The losses in gilts, which showed longer dated issues down well over a full point, stemmed from a much stronger-than-expected employment report; a higher than forecast increase in underlying average earnings; and from the minutes of the December meeting of the monetary policy committee.

At the close of a busy day in the market, the FTSE 100 index posted a 23 gain at 5106.9, extending the rise over the past two sessions to 38.1. The index closed well below the day's best, 5135.8, reached just before Wall Street kicked off.

Rises in the FTSE 250 and FTSE SmallCap were more muted, but both still managed to record useful rises. The 250 index put on 6.8 at 4,823.3 and the SmallCap 10.0 to 2,350.1.

Dealers were by no means disappointed with the level of turnover in equities yesterday which continued to compare favourably with pre-Christmas activity.

By 6.00 p.m. turnover was 900 million shares, the highest daily total this week.

There was no shortage of individual features in the market.
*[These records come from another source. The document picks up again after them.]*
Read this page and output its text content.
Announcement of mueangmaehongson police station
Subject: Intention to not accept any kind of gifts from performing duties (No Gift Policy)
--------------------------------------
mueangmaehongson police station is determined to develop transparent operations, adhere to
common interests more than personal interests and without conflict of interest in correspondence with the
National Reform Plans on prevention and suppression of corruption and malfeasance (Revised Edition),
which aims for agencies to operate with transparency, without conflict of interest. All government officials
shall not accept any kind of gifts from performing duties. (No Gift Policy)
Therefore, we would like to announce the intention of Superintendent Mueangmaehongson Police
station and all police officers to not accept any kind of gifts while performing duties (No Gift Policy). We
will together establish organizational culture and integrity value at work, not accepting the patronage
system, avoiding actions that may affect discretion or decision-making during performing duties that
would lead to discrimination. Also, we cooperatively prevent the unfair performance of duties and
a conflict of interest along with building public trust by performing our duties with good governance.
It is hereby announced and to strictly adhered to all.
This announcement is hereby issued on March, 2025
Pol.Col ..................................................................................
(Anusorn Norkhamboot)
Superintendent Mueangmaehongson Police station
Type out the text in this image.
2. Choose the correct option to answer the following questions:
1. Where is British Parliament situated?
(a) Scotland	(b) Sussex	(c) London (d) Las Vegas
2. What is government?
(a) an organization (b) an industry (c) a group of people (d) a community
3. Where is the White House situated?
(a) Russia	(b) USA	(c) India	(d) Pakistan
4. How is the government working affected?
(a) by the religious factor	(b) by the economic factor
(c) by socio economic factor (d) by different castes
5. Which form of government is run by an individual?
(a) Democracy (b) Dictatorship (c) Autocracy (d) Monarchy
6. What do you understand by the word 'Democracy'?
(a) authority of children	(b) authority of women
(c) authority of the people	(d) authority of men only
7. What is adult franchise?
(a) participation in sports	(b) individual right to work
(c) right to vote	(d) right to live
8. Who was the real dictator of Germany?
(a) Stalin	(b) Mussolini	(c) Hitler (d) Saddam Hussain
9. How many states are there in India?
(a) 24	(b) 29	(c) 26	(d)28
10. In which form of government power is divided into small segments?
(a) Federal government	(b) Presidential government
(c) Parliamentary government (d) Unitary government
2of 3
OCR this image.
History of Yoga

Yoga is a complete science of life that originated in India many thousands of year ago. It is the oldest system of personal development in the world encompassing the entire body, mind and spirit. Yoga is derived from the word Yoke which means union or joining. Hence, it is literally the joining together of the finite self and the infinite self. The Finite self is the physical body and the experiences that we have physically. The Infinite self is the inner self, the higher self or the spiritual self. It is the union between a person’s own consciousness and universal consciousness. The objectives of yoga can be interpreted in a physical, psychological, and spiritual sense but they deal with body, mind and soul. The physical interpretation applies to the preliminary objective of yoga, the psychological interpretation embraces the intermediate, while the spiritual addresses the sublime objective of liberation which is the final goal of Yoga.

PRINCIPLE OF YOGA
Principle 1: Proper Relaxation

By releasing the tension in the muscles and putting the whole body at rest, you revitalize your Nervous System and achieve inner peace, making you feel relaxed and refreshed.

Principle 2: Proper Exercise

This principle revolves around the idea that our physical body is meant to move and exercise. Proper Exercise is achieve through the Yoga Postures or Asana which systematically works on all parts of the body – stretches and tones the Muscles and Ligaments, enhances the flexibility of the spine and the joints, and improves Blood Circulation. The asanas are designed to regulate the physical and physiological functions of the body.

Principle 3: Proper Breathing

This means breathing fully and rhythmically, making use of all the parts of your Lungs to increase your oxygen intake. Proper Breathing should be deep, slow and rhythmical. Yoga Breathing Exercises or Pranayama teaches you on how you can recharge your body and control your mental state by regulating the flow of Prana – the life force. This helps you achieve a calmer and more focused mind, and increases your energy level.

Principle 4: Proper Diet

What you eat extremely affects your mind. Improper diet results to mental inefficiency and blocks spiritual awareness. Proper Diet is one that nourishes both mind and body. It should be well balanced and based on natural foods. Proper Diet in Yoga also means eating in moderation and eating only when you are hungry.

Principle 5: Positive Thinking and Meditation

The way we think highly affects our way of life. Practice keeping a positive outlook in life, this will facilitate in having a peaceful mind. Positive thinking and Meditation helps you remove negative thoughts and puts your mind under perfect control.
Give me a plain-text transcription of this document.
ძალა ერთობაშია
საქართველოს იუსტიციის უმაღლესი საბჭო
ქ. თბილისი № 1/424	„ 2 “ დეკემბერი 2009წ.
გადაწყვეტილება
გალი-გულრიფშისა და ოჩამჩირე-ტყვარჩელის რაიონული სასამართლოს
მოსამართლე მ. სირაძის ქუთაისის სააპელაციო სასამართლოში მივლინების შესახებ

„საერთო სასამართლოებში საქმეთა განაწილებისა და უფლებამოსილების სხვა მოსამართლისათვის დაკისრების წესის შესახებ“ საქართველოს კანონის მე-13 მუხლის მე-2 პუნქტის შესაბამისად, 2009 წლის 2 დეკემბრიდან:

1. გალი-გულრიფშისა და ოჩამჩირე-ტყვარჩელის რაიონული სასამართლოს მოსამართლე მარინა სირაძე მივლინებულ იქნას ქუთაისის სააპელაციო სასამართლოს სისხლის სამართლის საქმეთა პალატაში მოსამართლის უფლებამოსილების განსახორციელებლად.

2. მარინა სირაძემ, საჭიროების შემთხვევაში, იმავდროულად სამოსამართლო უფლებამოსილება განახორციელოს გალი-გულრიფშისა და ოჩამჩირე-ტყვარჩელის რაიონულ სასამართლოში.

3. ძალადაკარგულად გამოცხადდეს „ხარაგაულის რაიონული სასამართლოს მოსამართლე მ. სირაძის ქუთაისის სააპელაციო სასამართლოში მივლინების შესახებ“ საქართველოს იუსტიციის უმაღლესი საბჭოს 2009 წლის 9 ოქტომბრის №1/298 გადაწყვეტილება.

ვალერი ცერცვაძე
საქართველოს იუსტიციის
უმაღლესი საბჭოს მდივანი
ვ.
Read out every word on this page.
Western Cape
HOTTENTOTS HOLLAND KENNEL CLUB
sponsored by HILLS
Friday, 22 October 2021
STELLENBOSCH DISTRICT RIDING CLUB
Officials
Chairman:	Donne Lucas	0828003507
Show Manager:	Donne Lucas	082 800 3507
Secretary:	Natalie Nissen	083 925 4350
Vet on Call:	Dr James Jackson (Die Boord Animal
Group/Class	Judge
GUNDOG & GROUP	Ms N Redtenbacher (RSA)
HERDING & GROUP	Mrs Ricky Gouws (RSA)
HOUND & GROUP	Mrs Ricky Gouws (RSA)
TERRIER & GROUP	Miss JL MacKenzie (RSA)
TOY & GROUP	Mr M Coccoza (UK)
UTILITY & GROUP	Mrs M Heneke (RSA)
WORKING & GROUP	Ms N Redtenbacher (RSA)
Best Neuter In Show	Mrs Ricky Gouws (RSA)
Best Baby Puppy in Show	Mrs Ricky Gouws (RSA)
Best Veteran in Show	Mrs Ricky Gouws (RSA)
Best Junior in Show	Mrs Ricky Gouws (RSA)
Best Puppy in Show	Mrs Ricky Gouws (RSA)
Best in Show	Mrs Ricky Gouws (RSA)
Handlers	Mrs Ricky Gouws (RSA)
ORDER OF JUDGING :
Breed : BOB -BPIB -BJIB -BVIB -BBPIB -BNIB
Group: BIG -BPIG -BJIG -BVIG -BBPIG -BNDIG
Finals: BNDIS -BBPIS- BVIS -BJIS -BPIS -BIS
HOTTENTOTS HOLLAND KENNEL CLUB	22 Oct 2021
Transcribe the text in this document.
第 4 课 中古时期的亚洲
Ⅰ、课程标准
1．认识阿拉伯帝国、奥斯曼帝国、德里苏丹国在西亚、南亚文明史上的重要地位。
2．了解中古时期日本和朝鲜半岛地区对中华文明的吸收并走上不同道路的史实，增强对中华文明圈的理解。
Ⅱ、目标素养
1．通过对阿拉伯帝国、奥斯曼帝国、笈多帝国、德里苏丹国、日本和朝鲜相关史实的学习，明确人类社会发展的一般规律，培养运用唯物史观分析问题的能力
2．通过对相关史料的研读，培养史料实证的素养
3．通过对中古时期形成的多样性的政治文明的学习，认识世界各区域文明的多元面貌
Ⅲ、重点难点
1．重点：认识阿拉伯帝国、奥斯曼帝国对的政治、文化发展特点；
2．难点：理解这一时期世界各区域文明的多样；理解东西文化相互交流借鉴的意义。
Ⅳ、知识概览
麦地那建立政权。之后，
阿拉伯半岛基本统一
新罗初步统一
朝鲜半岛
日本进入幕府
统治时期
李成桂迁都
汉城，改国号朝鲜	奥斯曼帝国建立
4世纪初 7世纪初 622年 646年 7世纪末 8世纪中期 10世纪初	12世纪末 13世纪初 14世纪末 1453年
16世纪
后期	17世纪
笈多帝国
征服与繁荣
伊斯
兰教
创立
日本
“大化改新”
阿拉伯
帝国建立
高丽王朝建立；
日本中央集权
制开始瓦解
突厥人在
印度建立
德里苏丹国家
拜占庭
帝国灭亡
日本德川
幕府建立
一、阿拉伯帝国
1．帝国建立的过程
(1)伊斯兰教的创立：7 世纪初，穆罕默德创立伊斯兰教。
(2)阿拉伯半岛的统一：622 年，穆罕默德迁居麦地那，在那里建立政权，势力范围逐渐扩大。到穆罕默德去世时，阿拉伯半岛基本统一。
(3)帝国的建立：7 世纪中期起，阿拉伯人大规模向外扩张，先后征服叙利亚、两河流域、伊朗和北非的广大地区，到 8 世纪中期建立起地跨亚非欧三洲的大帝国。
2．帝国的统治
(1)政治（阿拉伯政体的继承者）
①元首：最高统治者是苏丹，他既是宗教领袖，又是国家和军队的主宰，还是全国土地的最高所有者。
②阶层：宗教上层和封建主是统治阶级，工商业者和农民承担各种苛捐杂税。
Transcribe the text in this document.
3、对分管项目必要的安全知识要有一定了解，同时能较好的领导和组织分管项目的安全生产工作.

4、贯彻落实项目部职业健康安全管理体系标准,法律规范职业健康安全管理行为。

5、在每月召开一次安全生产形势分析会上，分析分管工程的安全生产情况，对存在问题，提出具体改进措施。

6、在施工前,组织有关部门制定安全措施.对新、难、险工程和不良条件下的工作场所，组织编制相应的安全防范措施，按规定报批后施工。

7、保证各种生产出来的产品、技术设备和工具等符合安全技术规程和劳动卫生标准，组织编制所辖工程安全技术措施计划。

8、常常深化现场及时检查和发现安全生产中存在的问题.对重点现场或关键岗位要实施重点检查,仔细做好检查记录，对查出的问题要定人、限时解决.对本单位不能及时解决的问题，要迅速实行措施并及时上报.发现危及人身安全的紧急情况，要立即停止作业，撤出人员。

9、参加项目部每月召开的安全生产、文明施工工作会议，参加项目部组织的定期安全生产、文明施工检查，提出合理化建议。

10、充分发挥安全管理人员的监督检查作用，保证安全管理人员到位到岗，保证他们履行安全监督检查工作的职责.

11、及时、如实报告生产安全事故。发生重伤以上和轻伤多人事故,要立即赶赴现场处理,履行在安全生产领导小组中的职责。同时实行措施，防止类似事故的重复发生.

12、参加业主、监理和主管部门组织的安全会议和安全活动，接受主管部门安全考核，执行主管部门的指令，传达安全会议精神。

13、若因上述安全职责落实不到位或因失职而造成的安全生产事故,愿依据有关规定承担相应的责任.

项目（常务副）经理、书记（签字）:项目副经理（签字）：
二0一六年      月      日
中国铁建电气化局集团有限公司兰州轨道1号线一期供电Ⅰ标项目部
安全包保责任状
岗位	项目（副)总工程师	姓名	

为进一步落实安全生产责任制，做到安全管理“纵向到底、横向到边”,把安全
Fears that the poor performance of Kingfisher's Comet electrical retailing division would see Dixons similarly affected, were confirmed by the latter which accompanied its annual Christmas trading update with a profits warning that hit its share price.

Financial sectors were broadly higher, especially the banks, which reflected relief over the situation in Asia.

But General Accident was among the FTSE 100's losers as the market took into account the company's exposure to the big freeze in Canada.